Sorriram uma pra outra com afeição.

Ao chegar ao seu casarão, Lara sacou a roupa molhada e tratou de preparar um banho morno para lavar a água barrenta do rio.

Sua mente estava um turbilhão de emoções. Quando abraçou Evelyn teve que admitir: Estava perdidamente apaixonada por ela. Foi incrível sentir o contato da pela da loira junto a seu corpo. O cheiro do cabelo loiro dela. O sorriso. Naquele instante o mundo parou, era como se Evelyn tivesse nascido para pertencer a ela e àquele abraço. O desejo que sentiu pela loira foi tão intenso que sentiu um tremor por todo o corpo.

Sabia que não era um simples desejo, como o que sentia pelas mulheres que costumava levar pra cama, era algo mais além, uma vontade de protegê-la, de tê-la por perto, mesmo que fosse apenas para olhá-la.

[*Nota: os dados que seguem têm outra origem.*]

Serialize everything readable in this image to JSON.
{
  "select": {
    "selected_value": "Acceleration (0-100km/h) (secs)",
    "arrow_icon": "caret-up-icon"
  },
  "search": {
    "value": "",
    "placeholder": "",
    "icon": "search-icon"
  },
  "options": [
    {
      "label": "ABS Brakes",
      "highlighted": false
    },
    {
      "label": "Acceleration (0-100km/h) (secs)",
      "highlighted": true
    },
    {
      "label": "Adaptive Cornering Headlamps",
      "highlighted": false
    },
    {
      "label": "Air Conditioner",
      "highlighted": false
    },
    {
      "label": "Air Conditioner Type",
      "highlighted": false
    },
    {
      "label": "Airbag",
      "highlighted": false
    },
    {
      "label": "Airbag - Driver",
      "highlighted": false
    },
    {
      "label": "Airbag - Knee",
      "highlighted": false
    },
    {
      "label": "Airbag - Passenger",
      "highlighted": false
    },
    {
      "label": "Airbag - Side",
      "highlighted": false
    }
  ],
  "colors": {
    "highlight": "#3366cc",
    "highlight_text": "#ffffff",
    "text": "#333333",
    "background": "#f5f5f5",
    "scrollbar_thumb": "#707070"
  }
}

Sim, o que sentia por Evelyn era tão forte que apenas o simples ato de poder olhá-la a enchia de alegria. Agora tudo fazia sentido, claro como água. É por isso que andava fazendo questão da presença dela em todos os eventos, na festa de confraternização, no piquenique...

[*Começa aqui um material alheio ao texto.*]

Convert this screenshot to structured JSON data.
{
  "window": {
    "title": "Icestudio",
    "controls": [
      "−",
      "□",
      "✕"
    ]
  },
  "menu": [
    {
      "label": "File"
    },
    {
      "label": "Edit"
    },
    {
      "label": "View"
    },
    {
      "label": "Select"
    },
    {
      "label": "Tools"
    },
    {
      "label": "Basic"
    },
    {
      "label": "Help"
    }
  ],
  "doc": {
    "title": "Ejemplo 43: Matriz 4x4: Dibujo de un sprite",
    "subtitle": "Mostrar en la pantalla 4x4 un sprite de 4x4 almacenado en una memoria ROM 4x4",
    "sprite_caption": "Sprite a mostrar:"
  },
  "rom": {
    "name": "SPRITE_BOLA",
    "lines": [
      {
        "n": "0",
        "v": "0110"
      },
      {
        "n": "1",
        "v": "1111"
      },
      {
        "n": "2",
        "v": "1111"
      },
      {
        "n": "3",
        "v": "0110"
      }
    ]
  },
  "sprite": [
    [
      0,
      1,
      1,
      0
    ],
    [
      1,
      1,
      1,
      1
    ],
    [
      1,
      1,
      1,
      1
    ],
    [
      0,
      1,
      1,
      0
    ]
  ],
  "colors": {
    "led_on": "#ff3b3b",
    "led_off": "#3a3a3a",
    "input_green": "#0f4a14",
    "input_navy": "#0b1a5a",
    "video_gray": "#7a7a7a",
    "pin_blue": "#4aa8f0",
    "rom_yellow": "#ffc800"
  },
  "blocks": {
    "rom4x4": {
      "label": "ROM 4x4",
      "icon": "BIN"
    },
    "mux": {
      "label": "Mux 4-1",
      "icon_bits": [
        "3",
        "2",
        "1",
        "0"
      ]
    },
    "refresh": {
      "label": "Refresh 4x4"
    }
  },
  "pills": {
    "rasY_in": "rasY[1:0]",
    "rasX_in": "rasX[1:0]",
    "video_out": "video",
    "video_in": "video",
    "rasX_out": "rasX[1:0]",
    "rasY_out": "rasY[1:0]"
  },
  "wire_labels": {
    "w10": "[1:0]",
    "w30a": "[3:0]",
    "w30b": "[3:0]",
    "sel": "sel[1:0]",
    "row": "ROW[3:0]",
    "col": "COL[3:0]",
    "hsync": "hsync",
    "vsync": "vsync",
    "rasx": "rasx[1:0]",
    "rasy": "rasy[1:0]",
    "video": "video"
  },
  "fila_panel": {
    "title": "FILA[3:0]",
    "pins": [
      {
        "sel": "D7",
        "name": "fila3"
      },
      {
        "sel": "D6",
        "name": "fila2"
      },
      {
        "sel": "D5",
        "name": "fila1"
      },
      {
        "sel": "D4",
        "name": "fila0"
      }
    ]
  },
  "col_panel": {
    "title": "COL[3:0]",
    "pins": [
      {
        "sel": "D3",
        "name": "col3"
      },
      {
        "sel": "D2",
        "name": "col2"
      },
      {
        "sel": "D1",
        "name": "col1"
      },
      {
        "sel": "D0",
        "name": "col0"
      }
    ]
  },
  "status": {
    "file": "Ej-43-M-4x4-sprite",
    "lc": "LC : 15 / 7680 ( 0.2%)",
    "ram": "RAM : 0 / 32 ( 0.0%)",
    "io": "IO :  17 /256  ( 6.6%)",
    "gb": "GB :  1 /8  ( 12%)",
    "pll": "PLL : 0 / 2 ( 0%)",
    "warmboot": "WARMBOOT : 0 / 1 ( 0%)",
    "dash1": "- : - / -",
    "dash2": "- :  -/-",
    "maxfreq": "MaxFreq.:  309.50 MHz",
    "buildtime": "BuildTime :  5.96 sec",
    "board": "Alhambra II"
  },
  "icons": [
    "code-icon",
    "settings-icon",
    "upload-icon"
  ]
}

Meteu-se dentro da tina e sentiu que o desejo tomava conta dela mais intensamente. Lembrou do andar de Evelyn, e do balanço que as ancas dela faziam a cada passo que dava. Fechou os olhos com força para afastar a imagem de sua cabeça, mas tudo que viu foi a curva dos seios da loira, imaginou como seria tocá-los, beijá-los, sugá-los... Sem pensar pôs a mão direita entre as pernas e começou a se acariciar. Devagar. Gemeu. Pensou na boca dela na sua, fantasiou que se beijavam... Imaginou a barriga dela, o umbigo, as pernas, o traseiro descoberto, as mãos dela a tocando... Mais forte. Mais rápido.

--- Ah... Evelyn... Ah... --- gemia com loucura

Sentia que iria chegar ao clímax e massageou seu sexo mais intensamente enquanto cenas de Evelyn nua numa cama com ela reinavam em sua mente. Por fim relaxou o corpo totalmente. Sua respiração foi se acalmando. Abriu os olhos, apesar de estar dentro da tina estava com muito calor.

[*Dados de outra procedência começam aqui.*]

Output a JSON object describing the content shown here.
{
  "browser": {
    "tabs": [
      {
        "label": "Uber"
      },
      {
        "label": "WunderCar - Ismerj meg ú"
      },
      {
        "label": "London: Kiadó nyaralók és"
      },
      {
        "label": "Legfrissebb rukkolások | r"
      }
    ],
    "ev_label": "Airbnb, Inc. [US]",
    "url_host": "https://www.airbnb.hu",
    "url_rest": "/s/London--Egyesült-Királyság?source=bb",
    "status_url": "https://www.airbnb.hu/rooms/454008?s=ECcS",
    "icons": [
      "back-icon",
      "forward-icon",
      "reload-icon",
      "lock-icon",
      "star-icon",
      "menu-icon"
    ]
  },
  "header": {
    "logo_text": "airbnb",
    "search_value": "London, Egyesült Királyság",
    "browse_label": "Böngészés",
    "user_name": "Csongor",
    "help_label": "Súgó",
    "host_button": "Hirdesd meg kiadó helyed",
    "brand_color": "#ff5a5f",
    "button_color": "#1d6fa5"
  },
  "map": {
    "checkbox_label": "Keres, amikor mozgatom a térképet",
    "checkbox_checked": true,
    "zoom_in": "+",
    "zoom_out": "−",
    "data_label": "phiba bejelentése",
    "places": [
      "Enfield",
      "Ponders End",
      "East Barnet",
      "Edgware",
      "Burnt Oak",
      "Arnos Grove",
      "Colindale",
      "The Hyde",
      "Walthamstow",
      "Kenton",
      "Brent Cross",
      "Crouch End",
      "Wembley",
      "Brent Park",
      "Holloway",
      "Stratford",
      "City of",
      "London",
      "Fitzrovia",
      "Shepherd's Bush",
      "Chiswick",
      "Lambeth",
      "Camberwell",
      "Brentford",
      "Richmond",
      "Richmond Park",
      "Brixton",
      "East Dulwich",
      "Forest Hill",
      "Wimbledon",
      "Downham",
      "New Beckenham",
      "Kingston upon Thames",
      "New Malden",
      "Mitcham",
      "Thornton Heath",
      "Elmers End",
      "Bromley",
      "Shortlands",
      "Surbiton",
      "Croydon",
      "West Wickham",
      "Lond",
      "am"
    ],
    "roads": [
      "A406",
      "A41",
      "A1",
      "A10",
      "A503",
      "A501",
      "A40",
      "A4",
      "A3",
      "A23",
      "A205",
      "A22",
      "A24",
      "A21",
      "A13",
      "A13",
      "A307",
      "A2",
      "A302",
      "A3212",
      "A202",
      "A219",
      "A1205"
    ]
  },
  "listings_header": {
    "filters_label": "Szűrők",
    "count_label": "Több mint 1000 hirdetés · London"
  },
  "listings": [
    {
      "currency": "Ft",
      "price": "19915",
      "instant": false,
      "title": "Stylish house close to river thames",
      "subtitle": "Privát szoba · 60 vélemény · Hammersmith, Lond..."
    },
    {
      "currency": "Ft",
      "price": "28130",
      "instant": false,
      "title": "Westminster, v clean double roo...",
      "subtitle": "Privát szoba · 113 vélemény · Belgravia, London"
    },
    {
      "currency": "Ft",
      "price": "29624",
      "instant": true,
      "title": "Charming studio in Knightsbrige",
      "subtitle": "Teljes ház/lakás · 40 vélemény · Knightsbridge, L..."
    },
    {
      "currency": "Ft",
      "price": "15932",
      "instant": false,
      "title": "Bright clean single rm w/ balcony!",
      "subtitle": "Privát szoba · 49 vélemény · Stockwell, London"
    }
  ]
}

--- Oh diabos, Evelyn! Você vai me enlouquecer!

Lara terminou o banho e se vestiu. Era tarde, quase oito da noite. O que faria agora? Justo agora quando por fim pareciam ter se entendido... Não podia seguir bancando a amiga quando seu corpo ansiava pelo dela... Mas também não podia se afastar, não teria forças pra ficar longe de loira. O que fazer?

Foi para a cozinha e preparou algo pra comer. Embora tivesse muitos empregados, fazia questão dela mesma cozinhar suas refeições noturnas, mesmo que fosse péssima cozinheira, não gostava de ninguém perambulado por sua casa depois do anoitecer, gostava da noite e gostava da solidão que ela lhe trazia. O problema era que depois de hoje sabia que suas noites não seriam mais tão apreciadas juntamente com toda a solidão que a tomava a cada pôr do sol. A única coisa que queria agora era a presença de Evelyn junto a ela.

--- Droga! --- praguejou

Resolveu dormir pra ver se acalmava seu espírito. Amanhã seria um longo dia de trabalho. Deitou-se em sua cama enorme e confortável, mas tudo o que fez foi rolar de um lado para o outro. Desejou poder compartilhar a cama com a loira, não só pelo sexo, mas porque deveria ser maravilhosa a sensação de poder dormir com ela em seus braços, aspirando o cheiro daquele cabelo, fazer carinho.

--- O que é isso, Lara? --- perguntou a si mesma irritada --- Você nunca foi dada a romantismos!

Sabendo que não conseguiria dormir, levantou-se, vestiu uma calça jeans surrada, uma blusa de flanela xadrez e saiu rumo ao celeiro.

Abriu a baia onde se encontrava o corcel negro que Evelyn havia desejado e o puxou para fora, levando-o até o cercado. O selou e o montou. Fez movimento indicando o cavalo para ele andar, o animal empinou e relinchou feroz. Lara se segurou nas rédeas para não cair.

--- Calma... Calma garoto!

Deu tapinhas reconfortantes no pescoço do cavalo e o alisou.

--- Bom garoto...

Refez o movimento que indicava o cavalo para andar e dessa vez ele obedeceu.

Começou a correr em círculos, presos dentro do cercado. Depois de muitas voltas, a morena o impulsionou a pular o cercado, ele o fez com maestria própria de um cavalo campeão de saltos.

Galopou pela noite escura, observada apenas pelas estrelas, numa velocidade estrondosa.

--- Yah! Yah!

Incitava o cavalo a correr cada vez mais.

Inconscientemente, Lara galopou até os limites de sua fazenda com a dos Morgan. Saltou com o cavalo por cima da cerca divisória e foi amainando a cavalgada.

Uma vez dentro da propriedade dos Morgan, Lara marchou com seu cavalo silenciosamente para frente da janela de onde sabia ser a do quarto do Evelyn.

Manteve-se ali, em silêncio, ainda sobre o cavalo negro, como se esperasse uma aparição da loira na sacada, ou na janela.

A cortina do quarto de Evelyn estava entreaberta, dava pra ver algo de iluminação dentro do quarto. Será que ela ainda estava acordada? Claro que não! Já é tarde...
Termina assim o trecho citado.